Jon might have said something to them.
Hell, I might have. I wished I could remember. I had no idea what I’d said to them when I first got there, or over the few hours after that.
I remembered Angie at the door, yelling at someone not long after I arrived––someone who, in my slightly less foggy state, now sounded a lot like Jon in my memory.
But of course Jon would have come here first.
Revik would have asked him to come. Balidor might have asked him to try and talk to me, too. They would have sent Jon first, because Jon knew Angie and the others.
Angie hadn’t let Jon in either, though.
Thinking about that, I felt a sudden flood of warmth for my old friends, for their attempts to shield me from the harm they saw. They’d done their best to keep me safe, if only by giving me veto power over anyone wanting to enter the sanctuary they provided.
I thought about all of that, even as Angie shut the door behind me.
As soon as that door shut, the anger on Revik seemed to dissipate.
He stopped walking.
Stopping in the middle of the corridor, he looked me over with his eyes and light. We both just stood there as he did, maybe twenty yards from the door to the room that housed what remained of my old life, and the people I’d known before I met him.

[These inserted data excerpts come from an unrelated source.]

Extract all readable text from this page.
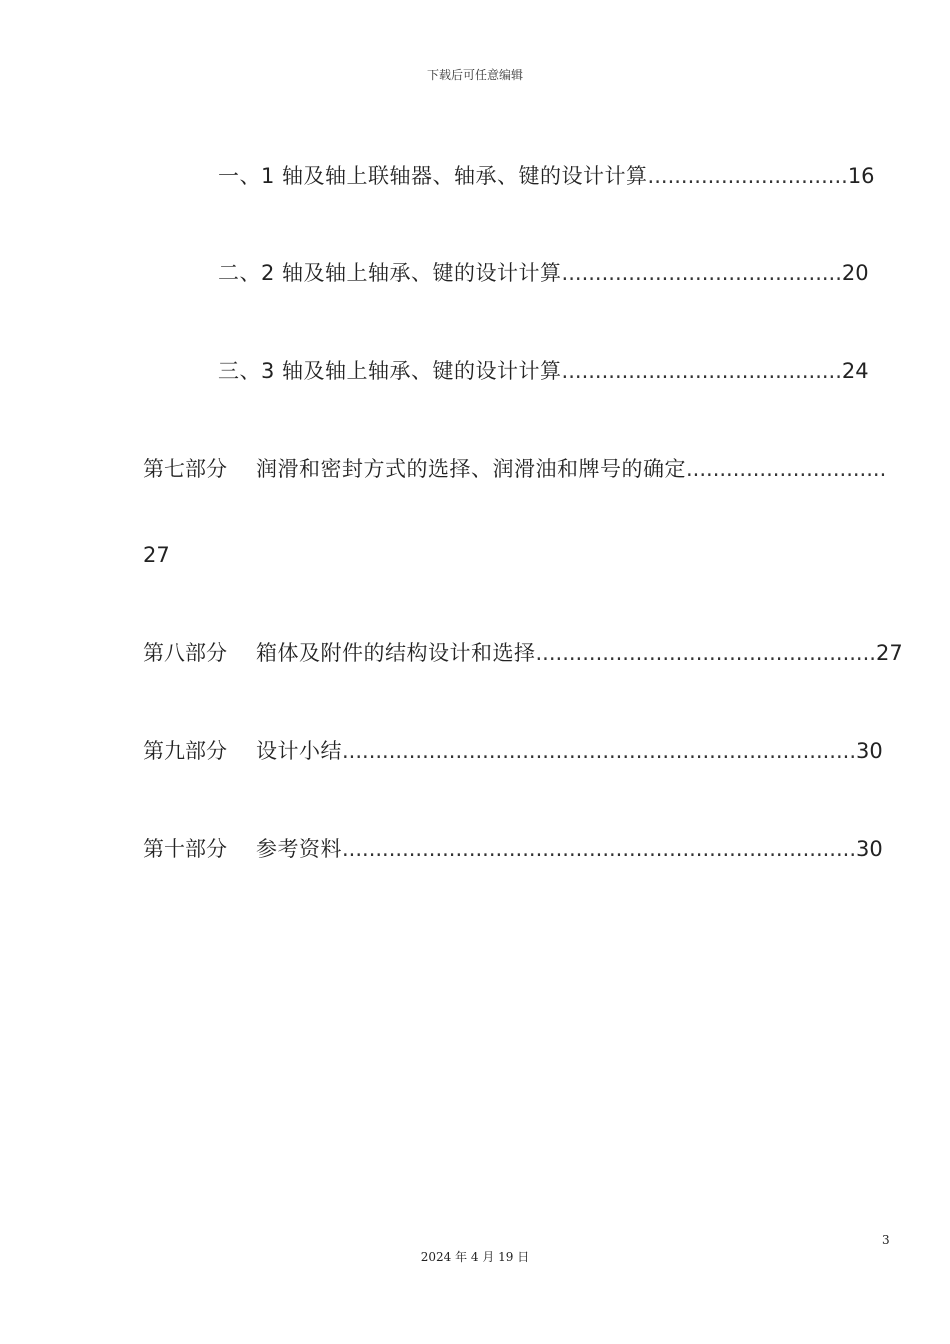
下载后可任意编辑
一、1 轴及轴上联轴器、轴承、键的设计计算..............................16
二、2 轴及轴上轴承、键的设计计算..........................................20
三、3 轴及轴上轴承、键的设计计算..........................................24
第七部分 润滑和密封方式的选择、润滑油和牌号的确定..............................
27
第八部分 箱体及附件的结构设计和选择...................................................27
第九部分 设计小结.............................................................................30
第十部分 参考资料.............................................................................30
3
2024 年 4 月 19 日
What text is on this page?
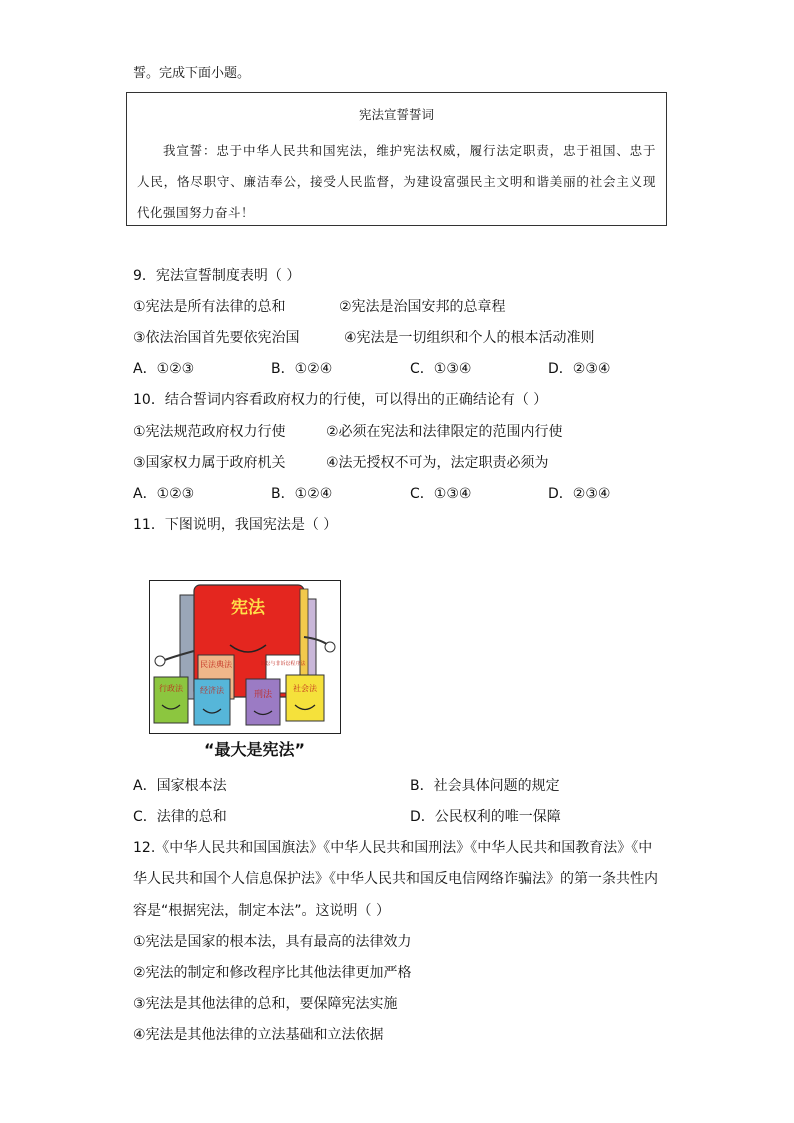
誓。完成下面小题。
宪法宣誓誓词
我宣誓：忠于中华人民共和国宪法，维护宪法权威，履行法定职责，忠于祖国、忠于人民，恪尽职守、廉洁奉公，接受人民监督，为建设富强民主文明和谐美丽的社会主义现代化强国努力奋斗！
9．宪法宣誓制度表明（ ）
①宪法是所有法律的总和	②宪法是治国安邦的总章程
③依法治国首先要依宪治国	④宪法是一切组织和个人的根本活动准则
A．①②③	B．①②④	C．①③④	D．②③④
10．结合誓词内容看政府权力的行使，可以得出的正确结论有（ ）
①宪法规范政府权力行使	②必须在宪法和法律限定的范围内行使
③国家权力属于政府机关	④法无授权不可为，法定职责必须为
A．①②③	B．①②④	C．①③④	D．②③④
11．下图说明，我国宪法是（ ）
宪法
民法典法	诉讼与非诉讼程序法
行政法 经济法	刑法
社会法
“最大是宪法”
A．国家根本法	B．社会具体问题的规定
C．法律的总和	D．公民权利的唯一保障
12.《中华人民共和国国旗法》《中华人民共和国刑法》《中华人民共和国教育法》《中
华人民共和国个人信息保护法》《中华人民共和国反电信网络诈骗法》的第一条共性内
容是“根据宪法，制定本法”。这说明（ ）
①宪法是国家的根本法，具有最高的法律效力
②宪法的制定和修改程序比其他法律更加严格
③宪法是其他法律的总和，要保障宪法实施
④宪法是其他法律的立法基础和立法依据
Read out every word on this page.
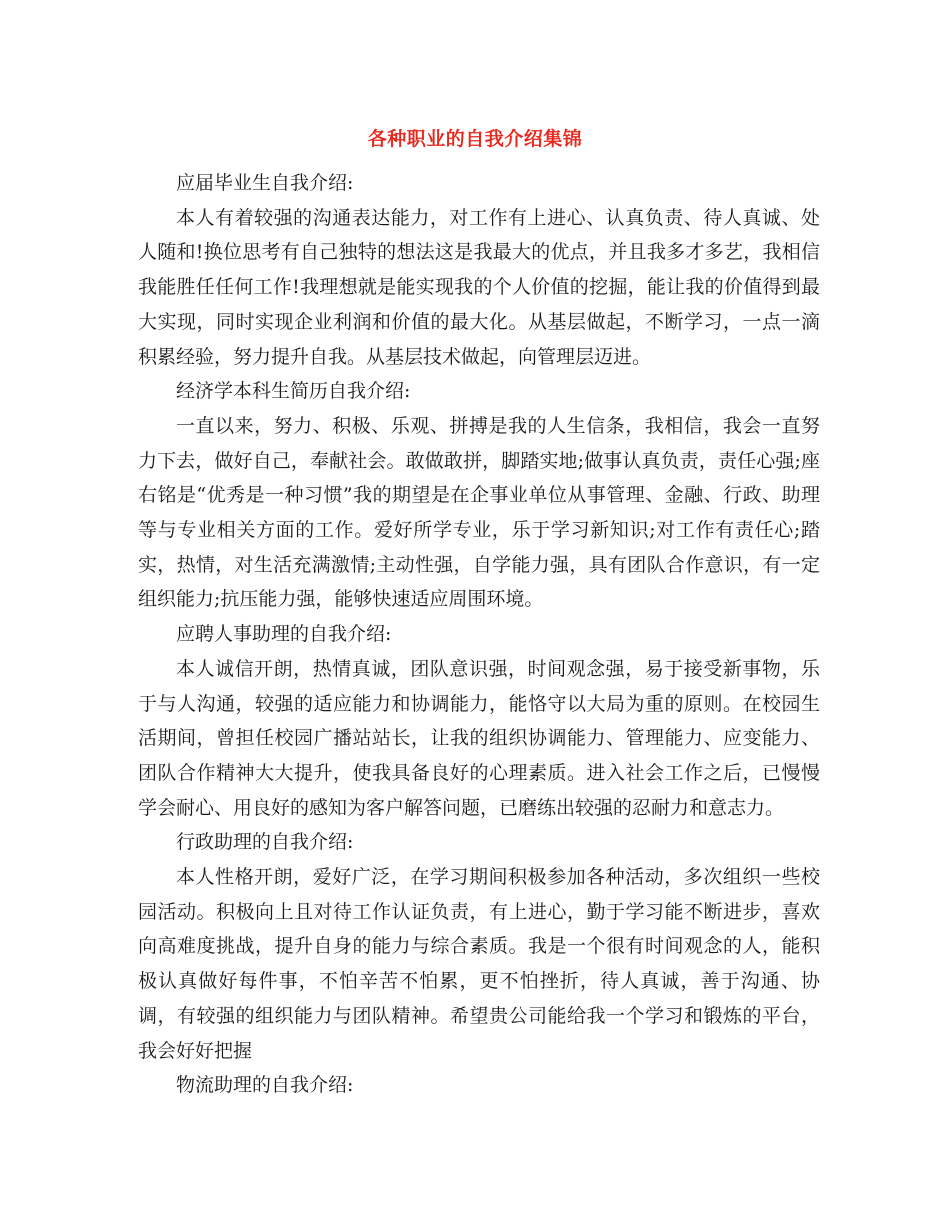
各种职业的自我介绍集锦

应届毕业生自我介绍:

本人有着较强的沟通表达能力，对工作有上进心、认真负责、待人真诚、处人随和!换位思考有自己独特的想法这是我最大的优点，并且我多才多艺，我相信我能胜任任何工作!我理想就是能实现我的个人价值的挖掘，能让我的价值得到最大实现，同时实现企业利润和价值的最大化。从基层做起，不断学习，一点一滴积累经验，努力提升自我。从基层技术做起，向管理层迈进。

经济学本科生简历自我介绍:

一直以来，努力、积极、乐观、拼搏是我的人生信条，我相信，我会一直努力下去，做好自己，奉献社会。敢做敢拼，脚踏实地;做事认真负责，责任心强;座右铭是“优秀是一种习惯”我的期望是在企事业单位从事管理、金融、行政、助理等与专业相关方面的工作。爱好所学专业，乐于学习新知识;对工作有责任心;踏实，热情，对生活充满激情;主动性强，自学能力强，具有团队合作意识，有一定组织能力;抗压能力强，能够快速适应周围环境。

应聘人事助理的自我介绍:

本人诚信开朗，热情真诚，团队意识强，时间观念强，易于接受新事物，乐于与人沟通，较强的适应能力和协调能力，能恪守以大局为重的原则。在校园生活期间，曾担任校园广播站站长，让我的组织协调能力、管理能力、应变能力、团队合作精神大大提升，使我具备良好的心理素质。进入社会工作之后，已慢慢学会耐心、用良好的感知为客户解答问题，已磨练出较强的忍耐力和意志力。

行政助理的自我介绍:

本人性格开朗，爱好广泛，在学习期间积极参加各种活动，多次组织一些校园活动。积极向上且对待工作认证负责，有上进心，勤于学习能不断进步，喜欢向高难度挑战，提升自身的能力与综合素质。我是一个很有时间观念的人，能积极认真做好每件事，不怕辛苦不怕累，更不怕挫折，待人真诚，善于沟通、协调，有较强的组织能力与团队精神。希望贵公司能给我一个学习和锻炼的平台，我会好好把握

物流助理的自我介绍:
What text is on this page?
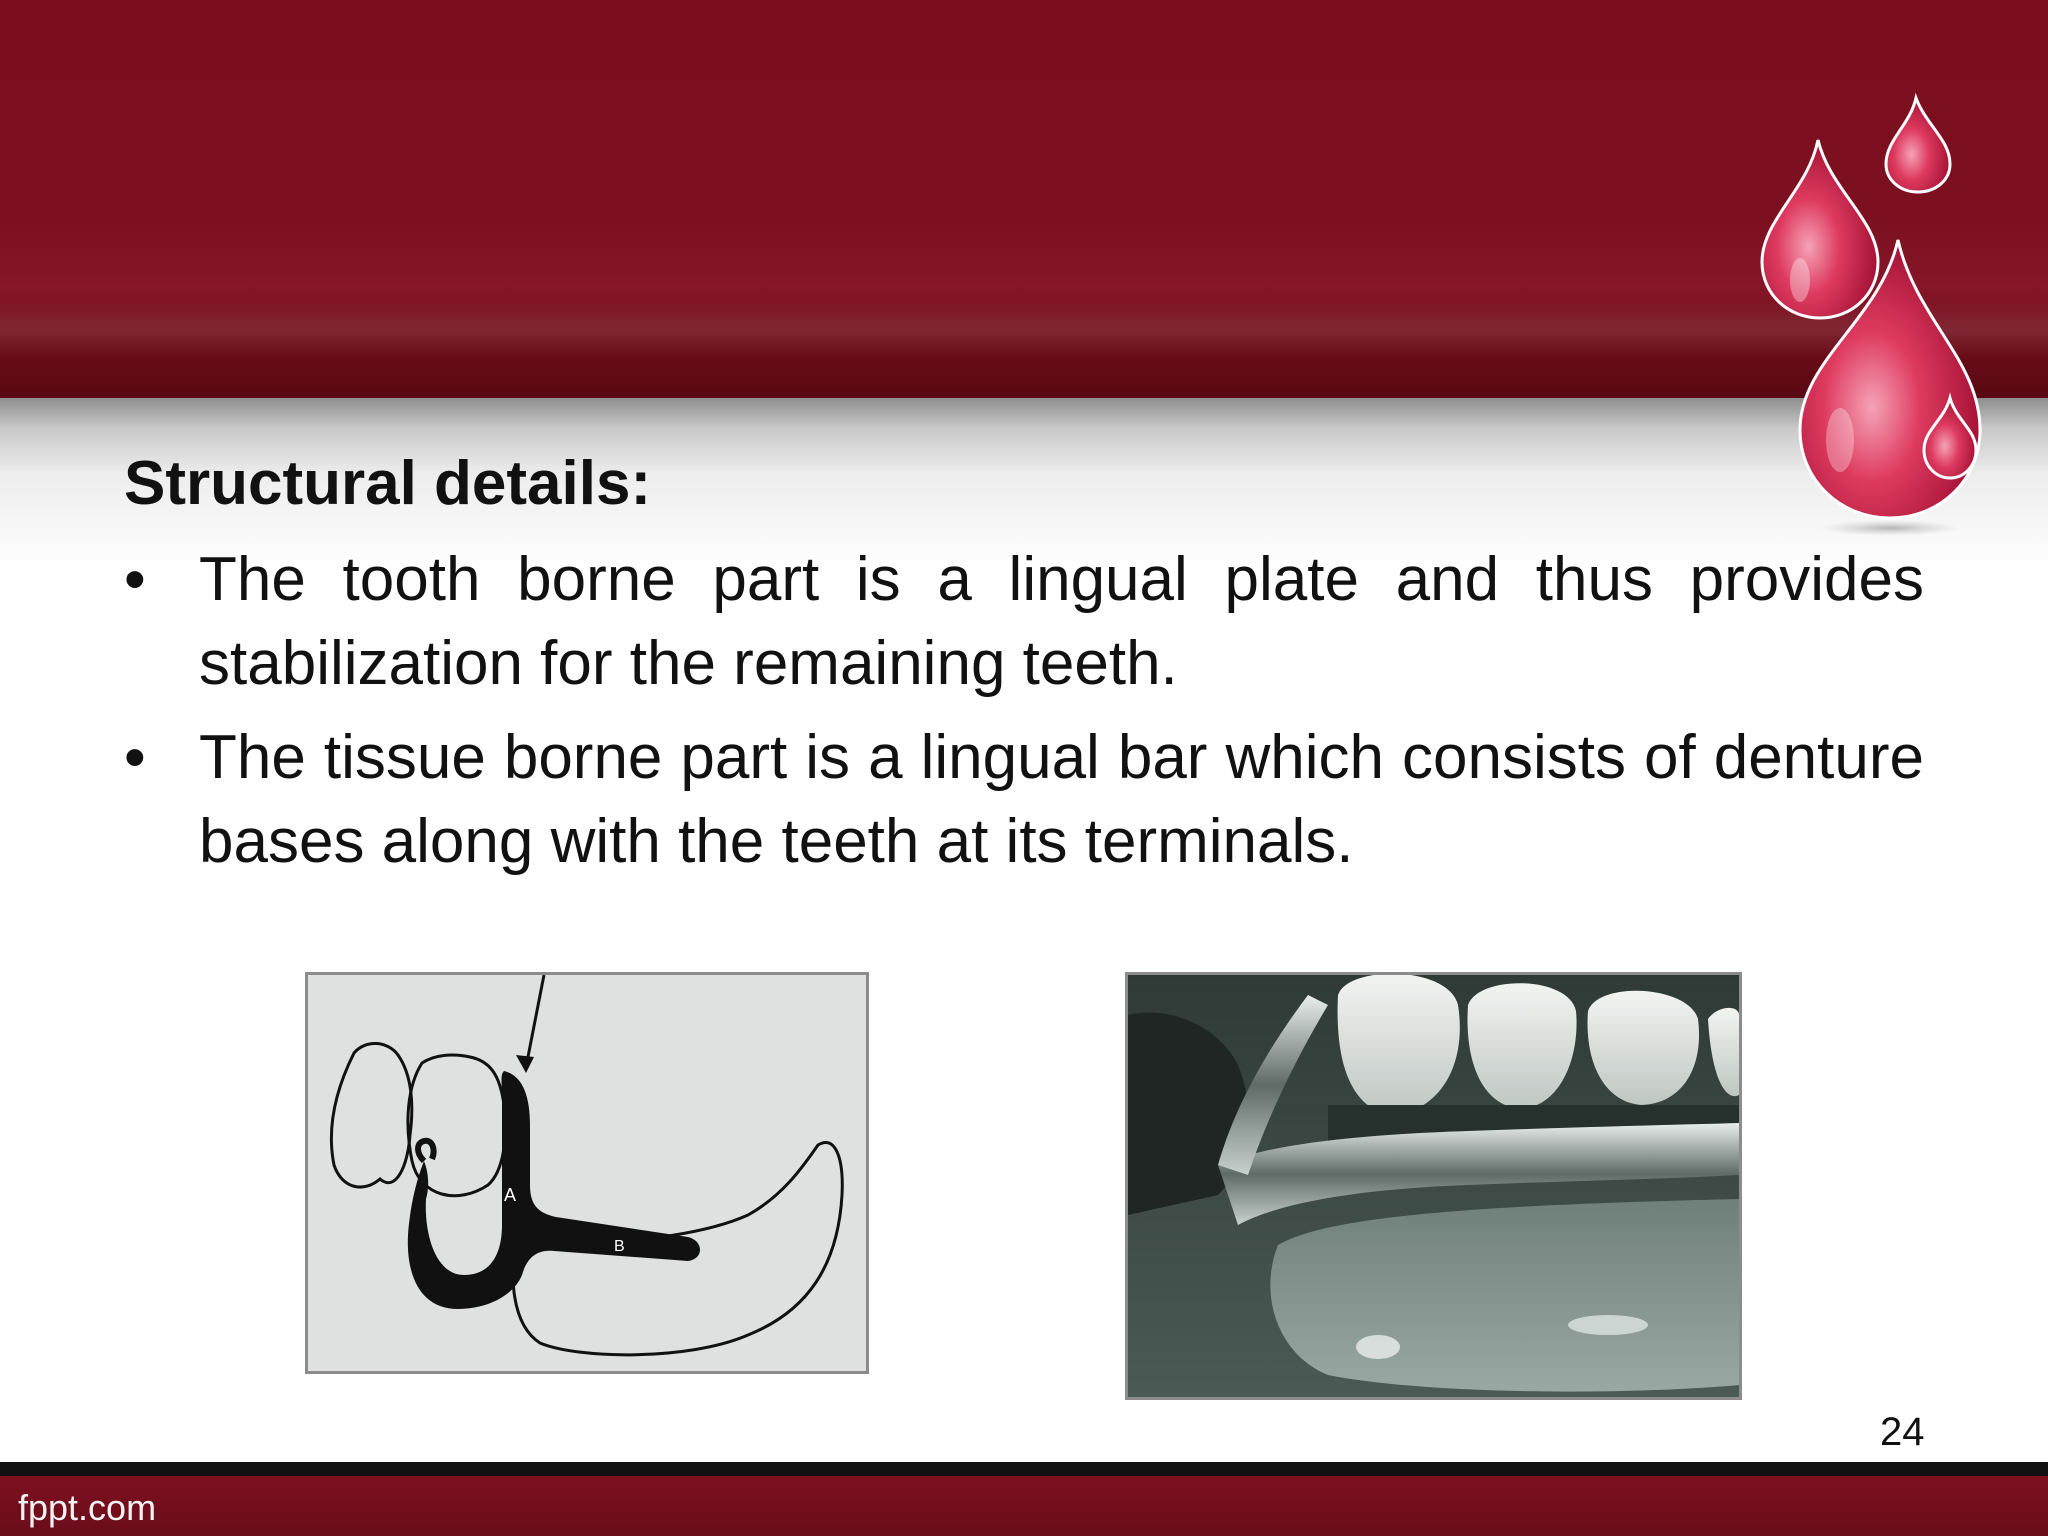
Structural details:
• The tooth borne part is a lingual plate and thus provides stabilization for the remaining teeth.
• The tissue borne part is a lingual bar which consists of denture bases along with the teeth at its terminals.
A
B
24
fppt.com
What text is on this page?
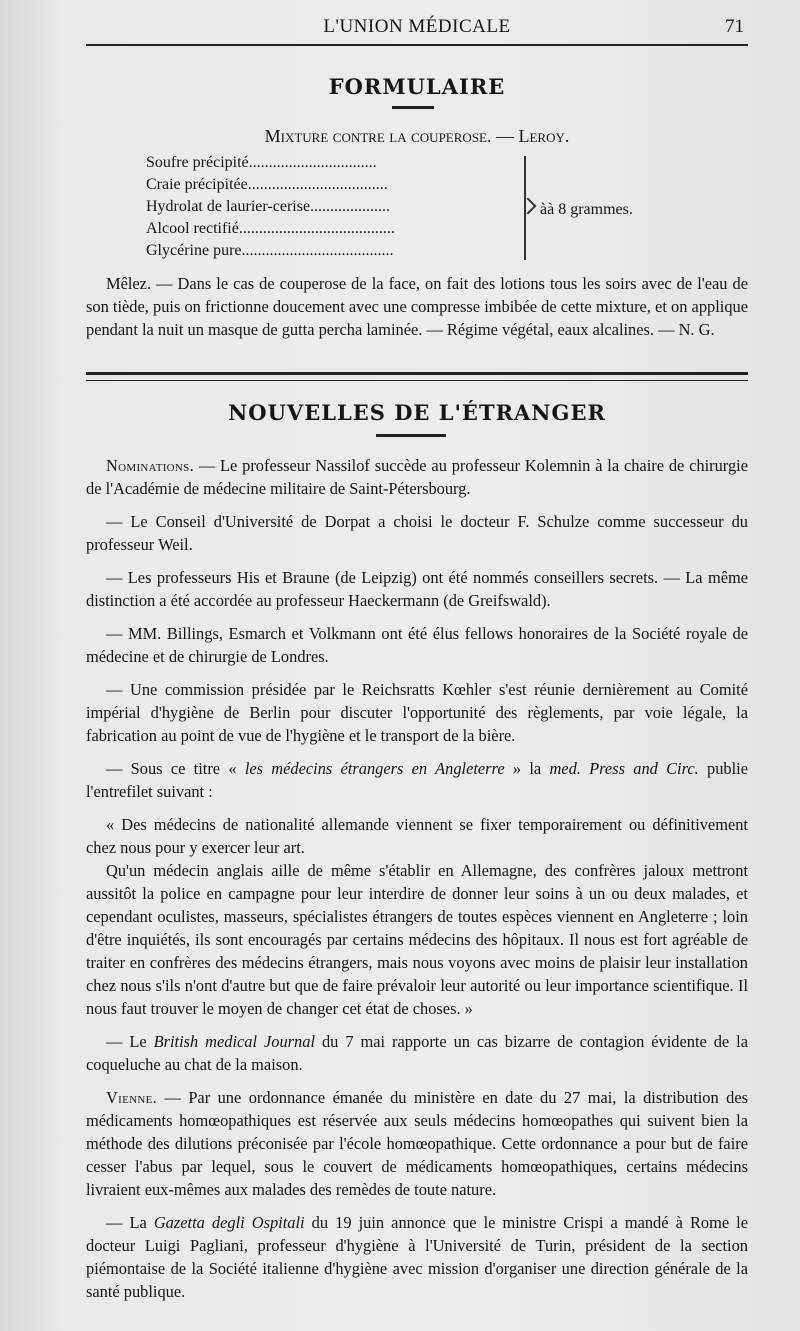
L'UNION MÉDICALE	71
FORMULAIRE
Mixture contre la couperose. — Leroy.
Soufre précipité................................
Craie précipitée...................................
Hydrolat de laurier-cerise....................
Alcool rectifié.......................................
Glycérine pure......................................
àà 8 grammes.

Mêlez. — Dans le cas de couperose de la face, on fait des lotions tous les soirs avec de l'eau de son tiède, puis on frictionne doucement avec une compresse imbibée de cette mixture, et on applique pendant la nuit un masque de gutta percha laminée. — Régime végétal, eaux alcalines. — N. G.

NOUVELLES DE L'ÉTRANGER

Nominations. — Le professeur Nassilof succède au professeur Kolemnin à la chaire de chirurgie de l'Académie de médecine militaire de Saint-Pétersbourg.

— Le Conseil d'Université de Dorpat a choisi le docteur F. Schulze comme successeur du professeur Weil.

— Les professeurs His et Braune (de Leipzig) ont été nommés conseillers secrets. — La même distinction a été accordée au professeur Haeckermann (de Greifswald).

— MM. Billings, Esmarch et Volkmann ont été élus fellows honoraires de la Société royale de médecine et de chirurgie de Londres.

— Une commission présidée par le Reichsratts Kœhler s'est réunie dernièrement au Comité impérial d'hygiène de Berlin pour discuter l'opportunité des règlements, par voie légale, la fabrication au point de vue de l'hygiène et le transport de la bière.

— Sous ce titre « les médecins étrangers en Angleterre » la med. Press and Circ. publie l'entrefilet suivant :

« Des médecins de nationalité allemande viennent se fixer temporairement ou définitivement chez nous pour y exercer leur art.

Qu'un médecin anglais aille de même s'établir en Allemagne, des confrères jaloux mettront aussitôt la police en campagne pour leur interdire de donner leur soins à un ou deux malades, et cependant oculistes, masseurs, spécialistes étrangers de toutes espèces viennent en Angleterre ; loin d'être inquiétés, ils sont encouragés par certains médecins des hôpitaux. Il nous est fort agréable de traiter en confrères des médecins étrangers, mais nous voyons avec moins de plaisir leur installation chez nous s'ils n'ont d'autre but que de faire prévaloir leur autorité ou leur importance scientifique. Il nous faut trouver le moyen de changer cet état de choses. »

— Le British medical Journal du 7 mai rapporte un cas bizarre de contagion évidente de la coqueluche au chat de la maison.

Vienne. — Par une ordonnance émanée du ministère en date du 27 mai, la distribution des médicaments homœopathiques est réservée aux seuls médecins homœopathes qui suivent bien la méthode des dilutions préconisée par l'école homœopathique. Cette ordonnance a pour but de faire cesser l'abus par lequel, sous le couvert de médicaments homœopathiques, certains médecins livraient eux-mêmes aux malades des remèdes de toute nature.

— La Gazetta degli Ospitali du 19 juin annonce que le ministre Crispi a mandé à Rome le docteur Luigi Pagliani, professeur d'hygiène à l'Université de Turin, président de la section piémontaise de la Société italienne d'hygiène avec mission d'organiser une direction générale de la santé publique.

As he looked me over, his expression reverted back to that hesitant caution.
I saw him notice my clothes, and probably how I smelled from the look on his face.
When he spoke, he said the last thing I expected him to say.
“Are you stoned?” he asked.
I tried to remember when I smoked that joint with Sasquatch, and frowned.
The others had been smoking, too. I knew the smell might be on me from later joints they smoked: Sasquatch, Jaden, Frankie, Angeline. It could have lingered in my hair and clothes, long after it left my system. I couldn’t think through everything else in my light well enough to decide what would be the most truthful answer to his question.
I knew I stopped accepting joints when I got dizzy.
I waved all their offers off after that, but I couldn’t remember how long ago that actually was. Subjectively, it felt like days.
When I didn’t answer right away, Revik exhaled.
I felt a pulse of anger leave his light, although again, it didn’t feel aimed at me.
I don’t know if he read my light for the answer to his question, or if he just made up his own answer, based on my silence and the expression on my face. In the end, I felt him decide to let it go, although it seemed to take him more than one try. Clicking under his breath, he shook his head, as if pushing it once and for all from his light.
He took my hand, his fingers firm.
“Come on.” His voice turned gruff.
He tugged on my arm gently, his light asking me to go with him down the green and gray corridor, back towards the middle of the ship.
I didn’t try to fight him.
The thought of fighting him never crossed my mind, really. I didn’t feel angry, or anything much at all, not towards him.
I didn’t ask him where we were going.